Aber Chris hat sich damals anders entschieden. Für eine bequeme romantische Unaufrichtigkeit anstelle der völlig unromantischen Wahrheit. Ist natürlich auch viel einfacher, Ich liebe dich zu sagen, in so einer Situation, klar. Und wahrscheinlich dachte er, ich würde das sowieso lieber hören als alles andere.
Und so wurde dann Paris für uns der Anfang von allem, weil seit Paris hatte ich das sichere Gefühl, dass aus dieser heißen Affäre, diesem absoluten Power-Flirt in Anführungszeichen nun endgültig die eine große Liebe meines Lebens geworden war.
In Paris wurden wir so richtig ein Paar. Und seitdem hatte ich das Drehbuch für uns im Kopf einfach auch schon fertig.
In dem Sommer und Herbst nach Paris bestand unser Leben dann nur noch aus Liebe Liebe Liebe Liebe ... Und aus ein klein wenig Arbeit natürlich, wir hatten ja beide unsere Jobs. Später kam dann noch Wohnungssuche als Teilzeitbeschäftigung hinzu.
Ich musste zu der Zeit wirklich viel arbeiten, als junge Assistentin bist du natürlich immer die erste, die kommt, und die letzte, die geht, klar. Plus Dienste, nachts und an den Wochenenden. Gegen Chris' Arbeitszeiten war das allerdings immer noch Gold. Seine Firma Network Solutions lief nämlich sehr gut, trotz Wirtschaftskrise. Er hatte immer wahnsinnig viel Arbeit, und er verdiente natürlich dementsprechend. Chris machte Systemberatung für Großanwender . Ich habe zwar nie wirklich begriffen, was das genau war, aber offenbar konnte man damit ein Heidengeld verdienen, jedenfalls war Chris reich wie ein Zauberer, fand ich. Und er hatte wirklich unglaublich Ahnung von Computern, sofern ich das beurteilen kann. Ich musste mir in der ganzen Zeit jedenfalls nie Gedanken machen, dass mein Rechner nicht funktioniert.

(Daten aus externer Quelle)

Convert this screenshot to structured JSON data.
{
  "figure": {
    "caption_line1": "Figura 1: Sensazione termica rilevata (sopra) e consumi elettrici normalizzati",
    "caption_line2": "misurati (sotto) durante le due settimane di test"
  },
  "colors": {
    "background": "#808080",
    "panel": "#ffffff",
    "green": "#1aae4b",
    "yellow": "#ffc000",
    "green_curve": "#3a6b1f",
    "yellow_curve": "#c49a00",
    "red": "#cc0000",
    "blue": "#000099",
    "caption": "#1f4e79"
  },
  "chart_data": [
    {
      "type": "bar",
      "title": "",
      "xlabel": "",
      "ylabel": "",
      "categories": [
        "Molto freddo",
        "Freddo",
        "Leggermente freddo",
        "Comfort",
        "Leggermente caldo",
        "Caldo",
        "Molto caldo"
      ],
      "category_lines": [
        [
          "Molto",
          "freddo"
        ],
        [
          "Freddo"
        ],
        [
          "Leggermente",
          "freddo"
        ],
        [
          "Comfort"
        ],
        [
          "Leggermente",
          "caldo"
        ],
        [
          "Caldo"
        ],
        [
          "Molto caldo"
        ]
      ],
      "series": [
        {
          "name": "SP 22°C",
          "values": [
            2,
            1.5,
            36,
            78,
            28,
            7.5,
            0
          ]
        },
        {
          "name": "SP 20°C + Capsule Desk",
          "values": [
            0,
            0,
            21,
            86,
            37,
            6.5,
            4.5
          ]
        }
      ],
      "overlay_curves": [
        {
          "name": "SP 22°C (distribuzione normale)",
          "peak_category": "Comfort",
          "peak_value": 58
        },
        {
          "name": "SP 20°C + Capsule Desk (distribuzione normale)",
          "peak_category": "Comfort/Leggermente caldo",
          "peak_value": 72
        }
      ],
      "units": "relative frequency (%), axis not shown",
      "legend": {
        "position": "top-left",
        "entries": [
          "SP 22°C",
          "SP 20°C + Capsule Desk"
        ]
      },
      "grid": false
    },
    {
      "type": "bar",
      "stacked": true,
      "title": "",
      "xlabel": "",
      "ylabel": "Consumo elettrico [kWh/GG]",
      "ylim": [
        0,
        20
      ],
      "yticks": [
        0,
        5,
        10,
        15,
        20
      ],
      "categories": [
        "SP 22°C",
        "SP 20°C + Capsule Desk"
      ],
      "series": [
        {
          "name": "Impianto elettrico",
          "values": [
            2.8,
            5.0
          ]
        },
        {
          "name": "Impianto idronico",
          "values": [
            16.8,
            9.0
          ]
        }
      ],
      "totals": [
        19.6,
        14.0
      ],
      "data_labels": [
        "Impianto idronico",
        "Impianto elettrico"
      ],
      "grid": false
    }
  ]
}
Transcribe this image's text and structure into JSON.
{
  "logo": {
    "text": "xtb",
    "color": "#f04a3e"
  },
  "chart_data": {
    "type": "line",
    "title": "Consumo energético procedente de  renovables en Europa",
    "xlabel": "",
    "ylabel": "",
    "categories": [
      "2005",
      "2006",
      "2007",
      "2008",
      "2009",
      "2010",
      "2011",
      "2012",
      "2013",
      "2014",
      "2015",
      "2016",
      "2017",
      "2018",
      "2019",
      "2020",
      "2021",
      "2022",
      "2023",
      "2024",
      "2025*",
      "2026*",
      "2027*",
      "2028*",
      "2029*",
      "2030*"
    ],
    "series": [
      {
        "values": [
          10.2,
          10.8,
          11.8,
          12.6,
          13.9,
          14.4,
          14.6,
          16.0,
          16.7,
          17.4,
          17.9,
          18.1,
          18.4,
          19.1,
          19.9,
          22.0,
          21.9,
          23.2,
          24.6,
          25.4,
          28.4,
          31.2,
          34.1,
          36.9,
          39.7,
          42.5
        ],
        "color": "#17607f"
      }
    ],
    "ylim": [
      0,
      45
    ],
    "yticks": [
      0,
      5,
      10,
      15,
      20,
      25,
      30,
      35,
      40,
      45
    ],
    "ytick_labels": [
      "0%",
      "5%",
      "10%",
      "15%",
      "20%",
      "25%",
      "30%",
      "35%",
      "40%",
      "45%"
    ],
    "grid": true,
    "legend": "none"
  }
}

In den ersten Monaten war Network Solutions noch eine Ein-Mann-Firma gewesen, und Chris hatte von zuhause aus gearbeitet. Aber bereits im Frühjahr hatte er ein Büro angemietet, zwei große Räume in einem schicken Loft in der Schanze, und kurz darauf stellte er dann die erste Mitarbeiterin ein, die zuerst jeden Tag von 11 bis 15 Uhr hauptsächlich Telefondienst machte, Clarissa.

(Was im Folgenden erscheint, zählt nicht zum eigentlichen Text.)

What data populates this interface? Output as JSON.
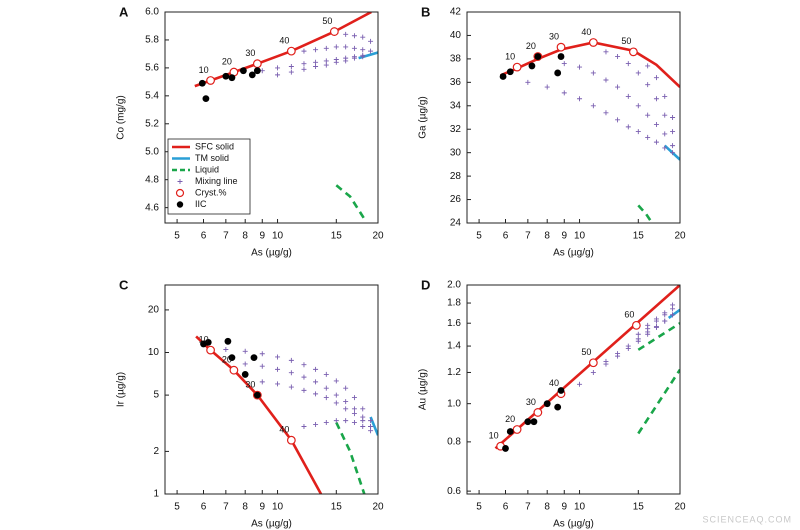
{
  "chart_data": [
    {
      "type": "scatter",
      "panel": "A",
      "xlabel": "As (µg/g)",
      "ylabel": "Co (mg/g)",
      "xlog": true,
      "ylog": false,
      "xlim": [
        4.6,
        20
      ],
      "xticks": [
        5,
        6,
        7,
        8,
        9,
        10,
        15,
        20
      ],
      "ylim": [
        4.49,
        6.0
      ],
      "yticks": [
        4.6,
        4.8,
        {
          "value": 5,
          "label": "5.0"
        },
        5.2,
        5.4,
        5.6,
        5.8,
        {
          "value": 6,
          "label": "6.0"
        }
      ],
      "legend": "lower left",
      "series": [
        {
          "name": "SFC solid",
          "color": "#e0201b",
          "style": "line",
          "x": [
            5.65,
            6.3,
            7.4,
            8.7,
            11.0,
            14.8,
            19.1
          ],
          "y": [
            5.47,
            5.51,
            5.57,
            5.63,
            5.72,
            5.86,
            6.0
          ]
        },
        {
          "name": "TM solid",
          "color": "#2a9fd6",
          "style": "line",
          "x": [
            17.5,
            20
          ],
          "y": [
            5.67,
            5.71
          ]
        },
        {
          "name": "Liquid",
          "color": "#1aa64a",
          "style": "dashed",
          "x": [
            15,
            16.5,
            18.2
          ],
          "y": [
            4.76,
            4.68,
            4.52
          ]
        },
        {
          "name": "Mixing line",
          "color": "#7a5fb0",
          "style": "plus",
          "x": [
            9,
            10,
            11,
            12,
            13,
            14,
            15,
            16,
            17,
            18,
            10,
            11,
            12,
            13,
            14,
            15,
            16,
            17,
            18,
            12,
            13,
            14,
            15,
            16,
            17,
            18,
            19,
            16,
            17,
            18,
            19
          ],
          "y": [
            5.58,
            5.6,
            5.61,
            5.63,
            5.64,
            5.65,
            5.66,
            5.67,
            5.68,
            5.69,
            5.55,
            5.57,
            5.59,
            5.61,
            5.62,
            5.64,
            5.65,
            5.67,
            5.68,
            5.72,
            5.73,
            5.74,
            5.75,
            5.75,
            5.74,
            5.73,
            5.72,
            5.84,
            5.83,
            5.82,
            5.79
          ]
        },
        {
          "name": "Cryst.%",
          "color": "#e0201b",
          "style": "open-circle",
          "x": [
            6.3,
            7.4,
            8.7,
            11.0,
            14.8
          ],
          "y": [
            5.51,
            5.57,
            5.63,
            5.72,
            5.86
          ],
          "point_labels": [
            10,
            20,
            30,
            40,
            50
          ]
        },
        {
          "name": "IIC",
          "color": "#000000",
          "style": "dot",
          "x": [
            5.95,
            6.1,
            7.0,
            7.3,
            7.9,
            8.4,
            8.7
          ],
          "y": [
            5.49,
            5.38,
            5.54,
            5.53,
            5.58,
            5.55,
            5.58
          ]
        }
      ]
    },
    {
      "type": "scatter",
      "panel": "B",
      "xlabel": "As (µg/g)",
      "ylabel": "Ga (µg/g)",
      "xlog": true,
      "ylog": false,
      "xlim": [
        4.6,
        20
      ],
      "xticks": [
        5,
        6,
        7,
        8,
        9,
        10,
        15,
        20
      ],
      "ylim": [
        24,
        42
      ],
      "yticks": [
        24,
        26,
        28,
        30,
        32,
        34,
        36,
        38,
        40,
        42
      ],
      "series": [
        {
          "color": "#e0201b",
          "style": "line",
          "x": [
            5.8,
            6.5,
            7.5,
            8.8,
            11,
            14.5,
            17,
            20
          ],
          "y": [
            36.6,
            37.2,
            38.0,
            38.8,
            39.4,
            38.7,
            37.5,
            35.6
          ]
        },
        {
          "color": "#2a9fd6",
          "style": "line",
          "x": [
            18,
            20
          ],
          "y": [
            30.6,
            29.4
          ]
        },
        {
          "color": "#1aa64a",
          "style": "dashed",
          "x": [
            15,
            15.8,
            16.5
          ],
          "y": [
            25.5,
            24.8,
            24.0
          ]
        },
        {
          "color": "#7a5fb0",
          "style": "plus",
          "x": [
            7,
            8,
            9,
            10,
            11,
            12,
            13,
            14,
            15,
            16,
            17,
            18,
            19,
            9,
            10,
            11,
            12,
            13,
            14,
            15,
            16,
            17,
            18,
            19,
            12,
            13,
            14,
            15,
            16,
            17,
            18,
            19,
            16,
            17,
            18,
            19
          ],
          "y": [
            36,
            35.6,
            35.1,
            34.6,
            34.0,
            33.4,
            32.8,
            32.2,
            31.8,
            31.3,
            30.9,
            30.4,
            30.0,
            37.6,
            37.3,
            36.8,
            36.2,
            35.6,
            34.8,
            34.0,
            33.2,
            32.4,
            31.6,
            30.6,
            38.6,
            38.2,
            37.6,
            36.8,
            35.8,
            34.6,
            33.2,
            31.8,
            37.4,
            36.4,
            34.8,
            33.0
          ]
        },
        {
          "color": "#e0201b",
          "style": "open-circle",
          "x": [
            6.5,
            7.5,
            8.8,
            11,
            14.5
          ],
          "y": [
            37.3,
            38.2,
            39.0,
            39.4,
            38.6
          ],
          "point_labels": [
            10,
            20,
            30,
            40,
            50
          ]
        },
        {
          "color": "#000000",
          "style": "dot",
          "x": [
            5.9,
            6.2,
            7.2,
            7.5,
            8.6,
            8.8
          ],
          "y": [
            36.5,
            36.9,
            37.4,
            38.2,
            36.8,
            38.2
          ]
        }
      ]
    },
    {
      "type": "scatter",
      "panel": "C",
      "xlabel": "As (µg/g)",
      "ylabel": "Ir (µg/g)",
      "xlog": true,
      "ylog": true,
      "xlim": [
        4.6,
        20
      ],
      "xticks": [
        5,
        6,
        7,
        8,
        9,
        10,
        15,
        20
      ],
      "ylim": [
        1,
        30
      ],
      "yticks": [
        1,
        2,
        5,
        10,
        20
      ],
      "series": [
        {
          "color": "#e0201b",
          "style": "line",
          "x": [
            5.7,
            6.3,
            7.4,
            8.7,
            11.0,
            13.5
          ],
          "y": [
            13,
            10.4,
            7.5,
            5.0,
            2.4,
            1.0
          ]
        },
        {
          "color": "#2a9fd6",
          "style": "line",
          "x": [
            19,
            20
          ],
          "y": [
            3.5,
            2.6
          ]
        },
        {
          "color": "#1aa64a",
          "style": "dashed",
          "x": [
            15,
            16.5,
            18.2
          ],
          "y": [
            3.2,
            2.0,
            1.0
          ]
        },
        {
          "color": "#7a5fb0",
          "style": "plus",
          "x": [
            7,
            8,
            9,
            10,
            11,
            12,
            13,
            14,
            15,
            16,
            17,
            18,
            19,
            8,
            9,
            10,
            11,
            12,
            13,
            14,
            15,
            16,
            17,
            18,
            19,
            9,
            10,
            11,
            12,
            13,
            14,
            15,
            16,
            17,
            18,
            19,
            12,
            13,
            14,
            15,
            16,
            17,
            18,
            19
          ],
          "y": [
            10.5,
            10.2,
            9.8,
            9.3,
            8.8,
            8.2,
            7.6,
            7.0,
            6.3,
            5.6,
            4.8,
            4.0,
            3.3,
            8.3,
            8.0,
            7.6,
            7.2,
            6.7,
            6.2,
            5.6,
            5.0,
            4.5,
            4.0,
            3.5,
            3.0,
            6.2,
            6.0,
            5.7,
            5.4,
            5.1,
            4.8,
            4.4,
            4.0,
            3.7,
            3.3,
            3.0,
            3.0,
            3.1,
            3.2,
            3.3,
            3.3,
            3.2,
            3.0,
            2.8
          ]
        },
        {
          "color": "#e0201b",
          "style": "open-circle",
          "x": [
            6.3,
            7.4,
            8.7,
            11.0
          ],
          "y": [
            10.4,
            7.5,
            5.0,
            2.4
          ],
          "point_labels": [
            10,
            20,
            30,
            40
          ]
        },
        {
          "color": "#000000",
          "style": "dot",
          "x": [
            6.0,
            6.2,
            7.1,
            7.3,
            8.0,
            8.5,
            8.7
          ],
          "y": [
            11.5,
            11.8,
            12,
            9.2,
            7.0,
            9.2,
            5.0
          ]
        }
      ]
    },
    {
      "type": "scatter",
      "panel": "D",
      "xlabel": "As (µg/g)",
      "ylabel": "Au (µg/g)",
      "xlog": true,
      "ylog": true,
      "xlim": [
        4.6,
        20
      ],
      "xticks": [
        5,
        6,
        7,
        8,
        9,
        10,
        15,
        20
      ],
      "ylim": [
        0.59,
        2.0
      ],
      "yticks": [
        0.6,
        0.8,
        {
          "value": 1,
          "label": "1.0"
        },
        1.2,
        1.4,
        1.6,
        1.8,
        {
          "value": 2,
          "label": "2.0"
        }
      ],
      "series": [
        {
          "color": "#e0201b",
          "style": "line",
          "x": [
            5.6,
            20
          ],
          "y": [
            0.77,
            2.0
          ]
        },
        {
          "color": "#2a9fd6",
          "style": "line",
          "x": [
            18.5,
            20
          ],
          "y": [
            1.65,
            1.73
          ]
        },
        {
          "color": "#1aa64a",
          "style": "dashed",
          "x": [
            15,
            20
          ],
          "y": [
            1.37,
            1.6
          ]
        },
        {
          "color": "#1aa64a",
          "style": "dashed",
          "x": [
            15,
            20
          ],
          "y": [
            0.84,
            1.22
          ]
        },
        {
          "color": "#7a5fb0",
          "style": "plus",
          "x": [
            10,
            11,
            12,
            13,
            14,
            15,
            16,
            17,
            18,
            19,
            12,
            13,
            14,
            15,
            16,
            17,
            18,
            19,
            15,
            16,
            17,
            18,
            19,
            16,
            17,
            18,
            19
          ],
          "y": [
            1.12,
            1.2,
            1.28,
            1.34,
            1.4,
            1.46,
            1.52,
            1.57,
            1.62,
            1.68,
            1.26,
            1.32,
            1.38,
            1.44,
            1.5,
            1.56,
            1.62,
            1.68,
            1.5,
            1.55,
            1.62,
            1.68,
            1.74,
            1.58,
            1.64,
            1.7,
            1.78
          ]
        },
        {
          "color": "#e0201b",
          "style": "open-circle",
          "x": [
            5.8,
            6.5,
            7.5,
            8.8,
            11.0,
            14.8
          ],
          "y": [
            0.78,
            0.86,
            0.95,
            1.06,
            1.27,
            1.58
          ],
          "point_labels": [
            10,
            20,
            30,
            40,
            50,
            60
          ]
        },
        {
          "color": "#000000",
          "style": "dot",
          "x": [
            6.0,
            6.2,
            7.0,
            7.3,
            8.0,
            8.6,
            8.8
          ],
          "y": [
            0.77,
            0.85,
            0.9,
            0.9,
            1.0,
            0.98,
            1.08
          ]
        }
      ]
    }
  ],
  "watermark": "SCIENCEAQ.COM"
}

Clarissa war eine junge Bürokauffrau, eine waschechte Sizilianerin aus Bayern, 22 Jahre alt, die schon nach wenigen Monaten in Vollzeit den ganzen Laden schmiss. Clarissa war ein echter Glückstreffer. Sie war intelligent, schnell, kompetent. Außerdem sprach sie Deutsch, Italienisch und recht gut Englisch.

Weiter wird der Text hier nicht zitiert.